Chooper stabilized OPamps like TLC2652 for instance are very nice, do offer only 1µV offset voltage (max) and 100pA input bias current (max). But only using them, without such a chopping scheme (modulation methode) will not remove the thermoelectric potentials and contact potentials. But this is needed, for at least three reasons:

1. The DUT (device under test) will not be soldered to the input, but clamped by clips supporting four wire technique. After some clampings the surface of clips can erode, leading to unpredictable contact potentials.

2. He might touch the clips and/or terminals of reed relay and warm them up unevenly, leading to unpredictable thermoelectric potentials.

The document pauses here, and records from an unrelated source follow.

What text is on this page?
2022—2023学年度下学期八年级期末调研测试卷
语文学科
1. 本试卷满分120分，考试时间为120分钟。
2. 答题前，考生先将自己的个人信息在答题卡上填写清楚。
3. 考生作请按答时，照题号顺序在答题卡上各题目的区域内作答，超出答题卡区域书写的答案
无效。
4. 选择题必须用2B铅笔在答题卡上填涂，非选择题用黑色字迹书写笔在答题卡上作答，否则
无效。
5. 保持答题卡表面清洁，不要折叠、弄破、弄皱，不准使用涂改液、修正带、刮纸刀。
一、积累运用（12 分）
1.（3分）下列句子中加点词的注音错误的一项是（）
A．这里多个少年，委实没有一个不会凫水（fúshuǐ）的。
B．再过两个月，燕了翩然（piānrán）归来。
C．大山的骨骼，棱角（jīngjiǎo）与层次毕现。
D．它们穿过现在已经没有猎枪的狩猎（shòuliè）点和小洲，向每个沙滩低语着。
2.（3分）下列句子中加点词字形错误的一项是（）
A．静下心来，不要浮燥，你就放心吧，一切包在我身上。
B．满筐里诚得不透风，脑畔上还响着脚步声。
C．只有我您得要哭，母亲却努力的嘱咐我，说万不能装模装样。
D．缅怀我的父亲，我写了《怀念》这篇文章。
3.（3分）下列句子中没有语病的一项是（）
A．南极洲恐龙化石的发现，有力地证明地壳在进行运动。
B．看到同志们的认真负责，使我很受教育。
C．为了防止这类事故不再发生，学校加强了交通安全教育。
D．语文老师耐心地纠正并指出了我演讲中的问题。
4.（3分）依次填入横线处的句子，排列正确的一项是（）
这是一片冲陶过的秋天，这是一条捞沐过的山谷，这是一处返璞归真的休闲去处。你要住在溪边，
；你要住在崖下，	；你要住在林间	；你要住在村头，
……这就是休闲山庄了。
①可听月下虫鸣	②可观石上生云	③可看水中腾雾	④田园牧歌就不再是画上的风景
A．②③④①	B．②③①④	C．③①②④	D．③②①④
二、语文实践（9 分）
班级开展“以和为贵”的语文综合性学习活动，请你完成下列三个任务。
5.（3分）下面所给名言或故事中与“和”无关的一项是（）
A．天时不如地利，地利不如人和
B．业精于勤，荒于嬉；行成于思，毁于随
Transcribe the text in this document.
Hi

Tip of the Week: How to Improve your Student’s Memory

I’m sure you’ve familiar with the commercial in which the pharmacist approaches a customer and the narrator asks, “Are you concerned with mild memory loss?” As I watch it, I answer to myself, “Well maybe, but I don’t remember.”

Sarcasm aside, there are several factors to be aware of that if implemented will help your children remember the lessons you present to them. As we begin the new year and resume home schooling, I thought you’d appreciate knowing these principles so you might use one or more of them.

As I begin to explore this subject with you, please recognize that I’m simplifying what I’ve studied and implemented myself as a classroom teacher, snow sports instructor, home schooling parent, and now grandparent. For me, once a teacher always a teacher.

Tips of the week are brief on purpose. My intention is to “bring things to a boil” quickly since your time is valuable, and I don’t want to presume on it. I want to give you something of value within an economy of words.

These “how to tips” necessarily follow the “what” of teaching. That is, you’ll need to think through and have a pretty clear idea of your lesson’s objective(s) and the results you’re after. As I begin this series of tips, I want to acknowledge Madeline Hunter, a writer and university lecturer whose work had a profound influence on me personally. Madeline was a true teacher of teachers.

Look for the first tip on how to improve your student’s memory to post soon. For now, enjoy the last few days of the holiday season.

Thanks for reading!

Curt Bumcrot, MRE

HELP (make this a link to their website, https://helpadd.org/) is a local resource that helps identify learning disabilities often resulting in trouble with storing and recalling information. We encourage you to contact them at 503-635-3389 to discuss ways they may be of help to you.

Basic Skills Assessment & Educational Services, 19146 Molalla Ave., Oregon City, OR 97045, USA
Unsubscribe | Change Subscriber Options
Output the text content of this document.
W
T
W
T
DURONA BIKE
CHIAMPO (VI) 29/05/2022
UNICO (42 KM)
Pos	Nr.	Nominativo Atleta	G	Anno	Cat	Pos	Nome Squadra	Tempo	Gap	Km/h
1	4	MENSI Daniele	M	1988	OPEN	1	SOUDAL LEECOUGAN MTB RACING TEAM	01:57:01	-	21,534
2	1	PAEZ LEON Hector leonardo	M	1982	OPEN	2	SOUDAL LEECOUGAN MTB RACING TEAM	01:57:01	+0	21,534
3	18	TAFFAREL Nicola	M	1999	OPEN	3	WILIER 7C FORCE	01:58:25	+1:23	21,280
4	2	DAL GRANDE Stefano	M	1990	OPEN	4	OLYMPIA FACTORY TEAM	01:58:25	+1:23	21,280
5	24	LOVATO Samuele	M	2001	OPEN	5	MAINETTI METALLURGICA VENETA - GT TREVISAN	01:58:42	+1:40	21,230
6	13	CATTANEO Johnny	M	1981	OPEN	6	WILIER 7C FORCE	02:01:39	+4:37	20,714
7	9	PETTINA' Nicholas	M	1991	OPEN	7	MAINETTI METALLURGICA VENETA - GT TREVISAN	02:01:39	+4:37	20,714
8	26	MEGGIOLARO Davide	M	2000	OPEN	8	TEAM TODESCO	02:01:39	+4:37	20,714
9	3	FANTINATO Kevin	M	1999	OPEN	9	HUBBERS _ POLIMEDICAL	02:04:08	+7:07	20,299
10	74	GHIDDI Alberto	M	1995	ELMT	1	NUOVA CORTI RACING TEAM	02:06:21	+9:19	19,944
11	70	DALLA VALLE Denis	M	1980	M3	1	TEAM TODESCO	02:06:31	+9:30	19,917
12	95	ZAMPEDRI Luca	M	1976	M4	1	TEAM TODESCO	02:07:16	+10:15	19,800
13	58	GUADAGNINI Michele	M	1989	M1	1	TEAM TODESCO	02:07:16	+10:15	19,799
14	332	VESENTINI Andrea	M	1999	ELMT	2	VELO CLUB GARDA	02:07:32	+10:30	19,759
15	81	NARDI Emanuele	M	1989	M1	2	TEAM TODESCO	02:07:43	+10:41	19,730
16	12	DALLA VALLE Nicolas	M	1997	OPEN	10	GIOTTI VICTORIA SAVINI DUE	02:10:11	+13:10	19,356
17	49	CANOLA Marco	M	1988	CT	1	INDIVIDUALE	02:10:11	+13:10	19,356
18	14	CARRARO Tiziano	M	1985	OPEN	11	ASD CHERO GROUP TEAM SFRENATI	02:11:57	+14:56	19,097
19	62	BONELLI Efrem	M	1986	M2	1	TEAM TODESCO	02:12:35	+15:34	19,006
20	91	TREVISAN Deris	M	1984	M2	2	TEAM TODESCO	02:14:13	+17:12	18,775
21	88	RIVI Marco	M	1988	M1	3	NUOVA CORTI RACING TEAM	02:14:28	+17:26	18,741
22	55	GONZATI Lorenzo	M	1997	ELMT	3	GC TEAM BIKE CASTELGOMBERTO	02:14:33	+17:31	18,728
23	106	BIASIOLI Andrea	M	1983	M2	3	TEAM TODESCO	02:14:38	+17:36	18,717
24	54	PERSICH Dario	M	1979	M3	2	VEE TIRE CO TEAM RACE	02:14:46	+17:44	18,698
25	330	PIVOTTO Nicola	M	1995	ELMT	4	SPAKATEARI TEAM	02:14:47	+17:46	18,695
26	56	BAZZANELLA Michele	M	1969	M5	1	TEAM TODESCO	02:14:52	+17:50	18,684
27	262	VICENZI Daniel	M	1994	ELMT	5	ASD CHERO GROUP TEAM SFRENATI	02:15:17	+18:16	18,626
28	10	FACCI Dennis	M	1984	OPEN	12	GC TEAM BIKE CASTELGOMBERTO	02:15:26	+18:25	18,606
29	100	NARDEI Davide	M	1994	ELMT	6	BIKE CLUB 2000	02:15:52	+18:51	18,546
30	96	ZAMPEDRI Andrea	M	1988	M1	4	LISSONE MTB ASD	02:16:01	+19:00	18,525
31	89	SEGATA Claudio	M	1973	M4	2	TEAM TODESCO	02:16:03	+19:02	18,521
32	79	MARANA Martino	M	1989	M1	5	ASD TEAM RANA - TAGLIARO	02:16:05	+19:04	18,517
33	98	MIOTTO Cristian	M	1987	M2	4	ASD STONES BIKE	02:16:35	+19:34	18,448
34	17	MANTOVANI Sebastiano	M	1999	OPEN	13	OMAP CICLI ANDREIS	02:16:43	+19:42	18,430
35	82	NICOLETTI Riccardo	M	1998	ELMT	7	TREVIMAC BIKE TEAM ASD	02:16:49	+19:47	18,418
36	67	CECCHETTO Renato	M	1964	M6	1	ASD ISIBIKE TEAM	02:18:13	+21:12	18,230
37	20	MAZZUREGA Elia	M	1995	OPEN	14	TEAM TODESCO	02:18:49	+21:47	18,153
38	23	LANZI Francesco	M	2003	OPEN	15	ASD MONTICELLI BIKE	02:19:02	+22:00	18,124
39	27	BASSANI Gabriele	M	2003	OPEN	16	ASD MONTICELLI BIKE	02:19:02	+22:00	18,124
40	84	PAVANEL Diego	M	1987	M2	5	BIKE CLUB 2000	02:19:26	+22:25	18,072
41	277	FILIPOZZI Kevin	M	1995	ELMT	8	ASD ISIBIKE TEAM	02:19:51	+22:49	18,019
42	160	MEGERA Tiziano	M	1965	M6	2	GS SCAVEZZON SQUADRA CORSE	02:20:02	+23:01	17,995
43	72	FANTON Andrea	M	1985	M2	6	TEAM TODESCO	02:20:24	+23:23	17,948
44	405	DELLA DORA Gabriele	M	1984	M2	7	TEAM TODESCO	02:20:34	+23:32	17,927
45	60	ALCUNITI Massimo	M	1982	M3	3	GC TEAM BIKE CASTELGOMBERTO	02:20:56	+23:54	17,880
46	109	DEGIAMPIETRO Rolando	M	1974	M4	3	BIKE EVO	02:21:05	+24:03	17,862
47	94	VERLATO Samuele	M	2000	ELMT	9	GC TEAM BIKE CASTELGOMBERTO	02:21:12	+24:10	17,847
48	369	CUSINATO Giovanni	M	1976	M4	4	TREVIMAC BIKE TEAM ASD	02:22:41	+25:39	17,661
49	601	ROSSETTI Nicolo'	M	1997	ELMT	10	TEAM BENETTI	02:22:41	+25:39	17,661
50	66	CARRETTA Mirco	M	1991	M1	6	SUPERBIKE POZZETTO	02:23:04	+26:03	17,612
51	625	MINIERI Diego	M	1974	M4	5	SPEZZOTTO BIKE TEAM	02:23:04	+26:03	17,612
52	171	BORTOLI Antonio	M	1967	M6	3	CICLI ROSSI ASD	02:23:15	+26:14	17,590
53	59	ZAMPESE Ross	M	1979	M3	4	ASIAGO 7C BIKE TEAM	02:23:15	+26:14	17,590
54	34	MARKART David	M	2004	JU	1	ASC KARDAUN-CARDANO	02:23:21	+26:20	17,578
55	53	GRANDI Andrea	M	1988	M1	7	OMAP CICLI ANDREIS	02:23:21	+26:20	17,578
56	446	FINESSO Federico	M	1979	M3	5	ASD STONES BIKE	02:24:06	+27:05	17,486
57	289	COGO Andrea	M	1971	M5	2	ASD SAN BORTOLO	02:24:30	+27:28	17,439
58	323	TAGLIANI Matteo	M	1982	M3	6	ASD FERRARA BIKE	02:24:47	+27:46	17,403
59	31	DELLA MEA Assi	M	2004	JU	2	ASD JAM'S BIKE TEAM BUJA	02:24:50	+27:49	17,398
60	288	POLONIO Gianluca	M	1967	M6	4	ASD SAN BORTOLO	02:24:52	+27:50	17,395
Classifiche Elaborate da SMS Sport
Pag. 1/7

3. The reed relay itself suffers from thermoelectric potentials of about 40µV/°C, when the contacts are warmed up unevenly. This is not only the case, when you touch the relay terminals by hand, but also when current is (or was!) flowing through the contacts.

Using a modulation scheme allows him to use cheap contacts for the clips and to touch them and the reed relay by hands. Also, he will not need to wait for "cooling" of contacts, if a higher current was just flowing through the contacts from another test proceeded earlier.

There are much better modulation schemes, by the way: Using a sine in combination with a Lock-in nethode (AD630, for instance), like it can be seen in sophisticated bridge configurations, would allow him to suppress hum and noise even much higher. But then he would need costly parts and parts, which might be unavailable where he lives.
So, I have proposed a modulation scheme, which uses a square wave modulation in combination with simple, cheap and available LM324, powered by +5V. I think the efficiency versus cost factor is very high with this scheme.

Kai